Test automation: salt. Just because.

Install a salt master

Anywhere you like. Have fun. Knock yourself out. The states for this project are in salt/, so add this path to your file_roots in /etc/salt/master (or wherever your master conf is).

Test node prep

Test nodes - http://ftp.freebsd.org/pub/FreeBSD/releases/VM-IMAGES/11.0-RELEASE/amd64/Latest/FreeBSD-11.0-RELEASE-amd64.vhd.xz

See https://blogs.msdn.microsoft.com/kylie/2014/12/25/running-freebsd-on-hyper-v/ ; gen 1, dynamic memory off.

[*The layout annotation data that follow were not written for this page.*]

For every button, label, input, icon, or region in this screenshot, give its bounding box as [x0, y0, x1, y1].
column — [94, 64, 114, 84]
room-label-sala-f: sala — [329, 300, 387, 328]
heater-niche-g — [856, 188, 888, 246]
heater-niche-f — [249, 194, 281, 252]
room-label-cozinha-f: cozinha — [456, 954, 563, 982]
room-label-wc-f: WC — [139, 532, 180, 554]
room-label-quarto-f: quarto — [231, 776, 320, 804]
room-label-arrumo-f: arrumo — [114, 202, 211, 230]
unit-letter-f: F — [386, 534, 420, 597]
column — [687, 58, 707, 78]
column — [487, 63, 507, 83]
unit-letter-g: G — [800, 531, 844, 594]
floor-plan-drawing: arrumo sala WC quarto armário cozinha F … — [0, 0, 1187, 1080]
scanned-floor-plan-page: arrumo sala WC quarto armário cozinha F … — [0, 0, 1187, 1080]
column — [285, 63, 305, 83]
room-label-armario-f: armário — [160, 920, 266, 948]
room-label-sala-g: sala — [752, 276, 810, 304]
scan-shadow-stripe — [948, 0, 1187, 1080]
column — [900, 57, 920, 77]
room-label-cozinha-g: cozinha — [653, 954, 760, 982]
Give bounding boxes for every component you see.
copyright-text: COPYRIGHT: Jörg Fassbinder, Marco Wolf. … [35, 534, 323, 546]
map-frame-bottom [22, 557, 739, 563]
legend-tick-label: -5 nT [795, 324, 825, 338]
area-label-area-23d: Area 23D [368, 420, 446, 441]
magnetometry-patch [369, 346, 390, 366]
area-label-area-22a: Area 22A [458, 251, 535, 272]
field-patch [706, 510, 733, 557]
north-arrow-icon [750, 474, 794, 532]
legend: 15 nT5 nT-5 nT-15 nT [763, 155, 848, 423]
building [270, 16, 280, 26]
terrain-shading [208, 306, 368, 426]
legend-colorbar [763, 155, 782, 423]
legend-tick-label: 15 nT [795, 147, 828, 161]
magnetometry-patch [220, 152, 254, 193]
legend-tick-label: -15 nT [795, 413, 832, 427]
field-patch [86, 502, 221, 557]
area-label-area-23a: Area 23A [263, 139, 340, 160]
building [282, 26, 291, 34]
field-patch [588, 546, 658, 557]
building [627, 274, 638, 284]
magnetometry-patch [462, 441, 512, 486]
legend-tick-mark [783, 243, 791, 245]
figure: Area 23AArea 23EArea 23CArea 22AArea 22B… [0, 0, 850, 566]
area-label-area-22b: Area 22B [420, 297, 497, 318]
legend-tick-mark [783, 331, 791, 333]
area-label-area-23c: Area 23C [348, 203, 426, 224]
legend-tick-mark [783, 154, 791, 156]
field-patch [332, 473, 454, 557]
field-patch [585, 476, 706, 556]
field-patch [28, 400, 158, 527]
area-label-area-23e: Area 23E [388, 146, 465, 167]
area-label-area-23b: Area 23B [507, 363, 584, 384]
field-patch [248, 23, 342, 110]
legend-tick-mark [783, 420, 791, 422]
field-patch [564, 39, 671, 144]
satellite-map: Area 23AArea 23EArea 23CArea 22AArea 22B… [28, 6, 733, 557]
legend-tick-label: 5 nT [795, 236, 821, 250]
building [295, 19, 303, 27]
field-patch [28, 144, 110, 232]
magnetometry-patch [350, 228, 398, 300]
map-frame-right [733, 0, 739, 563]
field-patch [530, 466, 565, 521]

Give 256M to each VM.

username root; no password change password e.g. foo

install ssh for mgmt: vi /etc/rc.conf

sshd_enable=YES

vi /etc/ssh/sshd_config enable root logins

then: sh /etc/rc.d/sshd start

ssh-copy-key as desired disable challenge-response logins to disable passwords

Enable GRE: echo if_gre_load="YES" > /boot/loader.conf

reboot and check everything came up ok. kldstat

Install salt:

pkg install py27-salt
cat << EOF > /usr/local/etc/salt/minion
master: $masterip
id: $uniqueid
minion_id_caching: False
grains:
  roles:
    - unassigned
EOF
sysrc salt_minion_enable="YES"
rm -fr /usr/local/etc/salt/pki/minion
rm -fr /usr/local/etc/salt/minion_id

Clone the VM at this point to permit rapid creation of additional machines.

Per node

  1. Boot the node.
  2. Change the hostname

Avoid salt crashing on start - or hand this out via DHCP etc.

sysrc hostname="$ROLE-$N.local" hostname $ROLE-$N.local 2. restart salt: service salt_minion start

License

Apache-2.0.